What is this project?

mdp.ai is a tool that generates MDPs (Markov Decision Proccesses) for research and education in RL (Reinforcement Learning).

MDPs are used to represent decision making and the outcome of decisions of the real world. RL is an area of Machine Learning focused on having algorithms learn to do things well, like having a robot learn the fastest way out of a maze after repeated attempts of getting out.

What is the tool?

It exists as a generator site called the Playground...

The Playground lets you create, save, and visualize MDPs with a few clicks.

...and as a Javascript library meant to make generating and visualizing MDPs incredibly easy. The MDP on the left is created by the code on the right:

How is this tool useful for RL?

Research

The tool facilitates the robust testing of policy evaluation algorithms by making it easy to create, reproduce, and visualize randomly generated MDPs. These finite, fully known environments are quick to solve for, easy to benchmark, and provide additional diversity for testing.
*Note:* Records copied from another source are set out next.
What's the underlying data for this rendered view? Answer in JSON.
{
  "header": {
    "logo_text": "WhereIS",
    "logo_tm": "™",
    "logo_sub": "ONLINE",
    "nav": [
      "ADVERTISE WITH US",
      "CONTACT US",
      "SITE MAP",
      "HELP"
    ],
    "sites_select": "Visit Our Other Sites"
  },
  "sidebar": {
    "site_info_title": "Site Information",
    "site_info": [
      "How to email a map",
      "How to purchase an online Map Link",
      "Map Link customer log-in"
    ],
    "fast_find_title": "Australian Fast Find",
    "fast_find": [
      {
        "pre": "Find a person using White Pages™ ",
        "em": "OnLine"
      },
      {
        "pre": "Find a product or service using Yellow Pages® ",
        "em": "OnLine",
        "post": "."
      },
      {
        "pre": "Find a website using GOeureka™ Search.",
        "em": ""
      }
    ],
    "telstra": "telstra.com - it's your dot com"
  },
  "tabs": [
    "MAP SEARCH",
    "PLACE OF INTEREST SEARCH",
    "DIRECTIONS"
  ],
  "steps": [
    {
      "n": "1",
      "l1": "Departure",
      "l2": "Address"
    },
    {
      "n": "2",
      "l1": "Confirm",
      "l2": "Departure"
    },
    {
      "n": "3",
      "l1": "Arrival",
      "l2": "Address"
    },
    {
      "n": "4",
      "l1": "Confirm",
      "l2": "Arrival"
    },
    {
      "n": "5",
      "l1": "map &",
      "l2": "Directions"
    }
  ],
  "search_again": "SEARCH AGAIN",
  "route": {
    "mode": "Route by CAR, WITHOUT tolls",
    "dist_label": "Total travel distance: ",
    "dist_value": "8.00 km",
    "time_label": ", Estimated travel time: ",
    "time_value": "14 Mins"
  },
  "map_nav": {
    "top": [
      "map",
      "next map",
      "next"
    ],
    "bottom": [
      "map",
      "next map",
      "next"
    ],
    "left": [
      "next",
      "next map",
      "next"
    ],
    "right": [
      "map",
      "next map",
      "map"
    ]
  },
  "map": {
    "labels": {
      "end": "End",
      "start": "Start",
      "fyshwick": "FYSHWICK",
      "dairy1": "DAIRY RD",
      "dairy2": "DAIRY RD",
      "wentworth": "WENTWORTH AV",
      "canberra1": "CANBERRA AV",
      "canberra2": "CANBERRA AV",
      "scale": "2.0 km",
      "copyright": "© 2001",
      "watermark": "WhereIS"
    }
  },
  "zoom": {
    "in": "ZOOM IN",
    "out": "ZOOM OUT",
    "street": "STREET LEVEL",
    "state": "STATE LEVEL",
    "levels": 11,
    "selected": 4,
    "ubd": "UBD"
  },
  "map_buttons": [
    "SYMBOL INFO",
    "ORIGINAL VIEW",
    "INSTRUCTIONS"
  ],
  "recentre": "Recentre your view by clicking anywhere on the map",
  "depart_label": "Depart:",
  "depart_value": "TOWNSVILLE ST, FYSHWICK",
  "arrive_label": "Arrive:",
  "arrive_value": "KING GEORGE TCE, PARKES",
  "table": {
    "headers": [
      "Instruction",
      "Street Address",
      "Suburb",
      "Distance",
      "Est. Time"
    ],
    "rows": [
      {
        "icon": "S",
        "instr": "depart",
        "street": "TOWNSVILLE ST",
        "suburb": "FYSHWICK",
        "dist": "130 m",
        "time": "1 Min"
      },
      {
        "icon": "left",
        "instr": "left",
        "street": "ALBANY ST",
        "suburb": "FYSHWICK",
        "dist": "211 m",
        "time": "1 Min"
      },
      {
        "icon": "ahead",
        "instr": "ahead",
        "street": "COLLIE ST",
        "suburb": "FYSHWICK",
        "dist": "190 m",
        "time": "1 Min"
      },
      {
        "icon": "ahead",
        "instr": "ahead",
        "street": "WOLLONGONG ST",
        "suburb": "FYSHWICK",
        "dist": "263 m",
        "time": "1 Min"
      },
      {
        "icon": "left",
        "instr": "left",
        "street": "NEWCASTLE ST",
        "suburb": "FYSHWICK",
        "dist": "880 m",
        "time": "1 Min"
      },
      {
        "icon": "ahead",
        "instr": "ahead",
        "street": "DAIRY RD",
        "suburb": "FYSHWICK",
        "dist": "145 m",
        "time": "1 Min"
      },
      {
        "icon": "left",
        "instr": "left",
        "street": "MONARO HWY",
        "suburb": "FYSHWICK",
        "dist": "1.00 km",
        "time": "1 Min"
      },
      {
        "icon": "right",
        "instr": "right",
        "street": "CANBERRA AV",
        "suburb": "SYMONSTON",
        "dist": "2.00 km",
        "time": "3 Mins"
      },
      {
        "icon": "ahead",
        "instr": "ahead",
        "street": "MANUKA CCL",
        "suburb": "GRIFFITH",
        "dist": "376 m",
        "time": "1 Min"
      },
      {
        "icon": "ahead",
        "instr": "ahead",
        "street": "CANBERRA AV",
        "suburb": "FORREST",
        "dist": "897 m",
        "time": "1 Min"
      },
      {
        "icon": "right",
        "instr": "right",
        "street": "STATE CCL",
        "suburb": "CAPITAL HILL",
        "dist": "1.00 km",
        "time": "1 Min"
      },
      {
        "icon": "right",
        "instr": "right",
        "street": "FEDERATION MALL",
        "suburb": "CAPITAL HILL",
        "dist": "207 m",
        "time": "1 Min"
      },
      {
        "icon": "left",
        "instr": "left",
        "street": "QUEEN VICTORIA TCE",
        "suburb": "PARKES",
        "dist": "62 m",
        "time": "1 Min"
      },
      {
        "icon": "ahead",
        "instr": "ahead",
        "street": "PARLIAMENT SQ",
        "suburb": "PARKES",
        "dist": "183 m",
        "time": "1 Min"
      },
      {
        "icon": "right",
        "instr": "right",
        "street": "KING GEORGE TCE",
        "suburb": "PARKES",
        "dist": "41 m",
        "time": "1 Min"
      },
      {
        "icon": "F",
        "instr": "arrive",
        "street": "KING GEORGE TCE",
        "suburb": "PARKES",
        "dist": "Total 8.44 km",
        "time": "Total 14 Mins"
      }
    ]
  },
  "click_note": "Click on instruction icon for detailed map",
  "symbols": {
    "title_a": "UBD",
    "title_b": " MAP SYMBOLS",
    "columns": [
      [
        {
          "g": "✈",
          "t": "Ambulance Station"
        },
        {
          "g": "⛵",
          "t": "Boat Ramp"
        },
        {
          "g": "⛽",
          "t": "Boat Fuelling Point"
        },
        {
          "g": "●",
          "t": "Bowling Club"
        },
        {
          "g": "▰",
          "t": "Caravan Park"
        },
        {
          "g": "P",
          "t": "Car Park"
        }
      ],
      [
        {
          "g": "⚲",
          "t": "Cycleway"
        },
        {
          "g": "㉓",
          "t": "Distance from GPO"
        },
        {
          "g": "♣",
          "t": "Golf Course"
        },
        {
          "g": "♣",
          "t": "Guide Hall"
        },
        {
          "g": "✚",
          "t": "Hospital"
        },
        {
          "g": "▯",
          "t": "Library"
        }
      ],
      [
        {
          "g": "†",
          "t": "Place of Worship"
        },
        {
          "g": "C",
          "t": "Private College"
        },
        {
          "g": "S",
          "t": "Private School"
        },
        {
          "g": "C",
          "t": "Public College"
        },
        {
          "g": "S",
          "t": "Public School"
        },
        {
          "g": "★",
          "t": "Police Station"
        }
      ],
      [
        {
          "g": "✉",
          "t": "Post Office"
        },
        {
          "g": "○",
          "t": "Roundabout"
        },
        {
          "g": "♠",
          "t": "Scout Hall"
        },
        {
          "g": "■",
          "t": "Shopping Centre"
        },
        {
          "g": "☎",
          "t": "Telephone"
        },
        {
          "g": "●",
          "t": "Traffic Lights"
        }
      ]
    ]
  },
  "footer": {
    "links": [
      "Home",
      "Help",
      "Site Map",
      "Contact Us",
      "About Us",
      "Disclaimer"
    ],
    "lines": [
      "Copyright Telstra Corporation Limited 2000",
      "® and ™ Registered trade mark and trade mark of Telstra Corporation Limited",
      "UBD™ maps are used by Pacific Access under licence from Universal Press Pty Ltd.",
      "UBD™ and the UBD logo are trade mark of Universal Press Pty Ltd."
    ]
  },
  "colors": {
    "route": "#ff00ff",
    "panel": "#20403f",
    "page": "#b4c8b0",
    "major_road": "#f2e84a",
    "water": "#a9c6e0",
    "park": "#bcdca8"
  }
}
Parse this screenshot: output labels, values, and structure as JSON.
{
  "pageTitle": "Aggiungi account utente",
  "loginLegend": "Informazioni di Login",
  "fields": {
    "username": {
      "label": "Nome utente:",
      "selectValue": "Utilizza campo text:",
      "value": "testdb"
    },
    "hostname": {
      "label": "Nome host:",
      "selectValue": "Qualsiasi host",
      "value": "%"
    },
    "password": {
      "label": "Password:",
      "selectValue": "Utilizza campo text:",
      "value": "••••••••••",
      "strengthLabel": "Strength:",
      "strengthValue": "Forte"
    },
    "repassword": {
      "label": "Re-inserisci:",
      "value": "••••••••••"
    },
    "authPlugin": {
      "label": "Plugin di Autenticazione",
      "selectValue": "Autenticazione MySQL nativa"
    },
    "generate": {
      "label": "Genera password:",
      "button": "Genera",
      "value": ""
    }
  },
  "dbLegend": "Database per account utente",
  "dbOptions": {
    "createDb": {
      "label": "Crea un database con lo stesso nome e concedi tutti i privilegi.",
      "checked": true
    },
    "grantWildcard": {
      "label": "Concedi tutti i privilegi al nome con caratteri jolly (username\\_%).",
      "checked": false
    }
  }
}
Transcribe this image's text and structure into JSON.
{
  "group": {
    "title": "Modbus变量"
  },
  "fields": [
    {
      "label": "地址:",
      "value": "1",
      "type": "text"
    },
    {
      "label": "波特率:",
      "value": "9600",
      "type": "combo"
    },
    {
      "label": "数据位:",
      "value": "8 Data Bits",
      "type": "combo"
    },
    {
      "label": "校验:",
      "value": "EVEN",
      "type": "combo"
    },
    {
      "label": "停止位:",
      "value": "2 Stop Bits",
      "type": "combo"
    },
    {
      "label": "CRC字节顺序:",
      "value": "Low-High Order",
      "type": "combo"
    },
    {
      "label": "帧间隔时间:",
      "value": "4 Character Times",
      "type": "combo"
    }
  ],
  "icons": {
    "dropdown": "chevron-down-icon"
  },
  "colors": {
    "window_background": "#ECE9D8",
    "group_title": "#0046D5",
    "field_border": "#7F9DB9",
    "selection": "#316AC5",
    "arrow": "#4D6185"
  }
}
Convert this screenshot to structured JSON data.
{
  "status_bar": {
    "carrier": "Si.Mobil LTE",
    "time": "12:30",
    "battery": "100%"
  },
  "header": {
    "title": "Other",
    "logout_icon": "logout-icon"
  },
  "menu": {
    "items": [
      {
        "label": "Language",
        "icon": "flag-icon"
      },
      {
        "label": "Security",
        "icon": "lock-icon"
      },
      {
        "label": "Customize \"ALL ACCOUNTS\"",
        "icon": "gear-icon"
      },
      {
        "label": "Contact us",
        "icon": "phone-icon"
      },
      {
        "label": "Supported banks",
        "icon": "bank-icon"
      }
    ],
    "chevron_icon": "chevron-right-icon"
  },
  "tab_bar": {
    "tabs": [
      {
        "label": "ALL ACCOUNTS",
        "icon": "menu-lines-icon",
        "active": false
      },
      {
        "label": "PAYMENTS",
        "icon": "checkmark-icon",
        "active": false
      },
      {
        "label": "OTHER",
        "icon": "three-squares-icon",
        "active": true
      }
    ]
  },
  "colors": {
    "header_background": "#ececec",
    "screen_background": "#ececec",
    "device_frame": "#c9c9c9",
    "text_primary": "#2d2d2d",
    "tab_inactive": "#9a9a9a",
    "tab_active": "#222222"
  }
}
Currently, the tool can:

  • Generate MDPs with different generators and parameters
  • Visualize any MDP(s) when provided state-action-state and reward matrices via a text field
  • Visualize state values, transition probabilities, optimal policies: each MDP is auto-solved via value iteration
  • Help debug and benchmark Python agents (using an interface similar to OpenAI Gym) by running and visualizing instances of it through the MDPs
  • Save and load any one or full set of MDPs with a click
  • Show charts of indicators like returns for the agent running through each MDP

Education

For now, you can compare between different generator algorithms and visually compare their value functions in the playground.

This tool can help make RL concepts more accessible to the public. Imagine an interactive tutorial that both explains and shows the concept of actions and transition probabilities. You can extend this to showing the agent experience and visualize the decision-making for algorithms like Q-learning.

This is relevant to me: I have some feedback and/or want your help.

Drop me an email at eugene@ideaowl.com

Can I help you?

I'd love your help, thanks! I'm sure we'll find something, small or large, that works. Here are some of the larger next steps:

  • Write a Python library that reproduces the environment from this tool's save files
  • Make the MDPs look more similar to existing MDP graphs (curved lines, labels, etc)
  • Add descriptor pages for generator algorithms, add agent ranks and returns

About the project

This started as an idea for an independent study class during my studies at the University of Alberta. I had been taking a course on Reinforcement Learning taught by Rich Sutton and Adam White, and got the idea of creating this tool towards the end of the term.

There's a lot of people to thank about this project, but I'm going to hold off until this feels a bit more polished before it's tied to the amazing folks that were involved.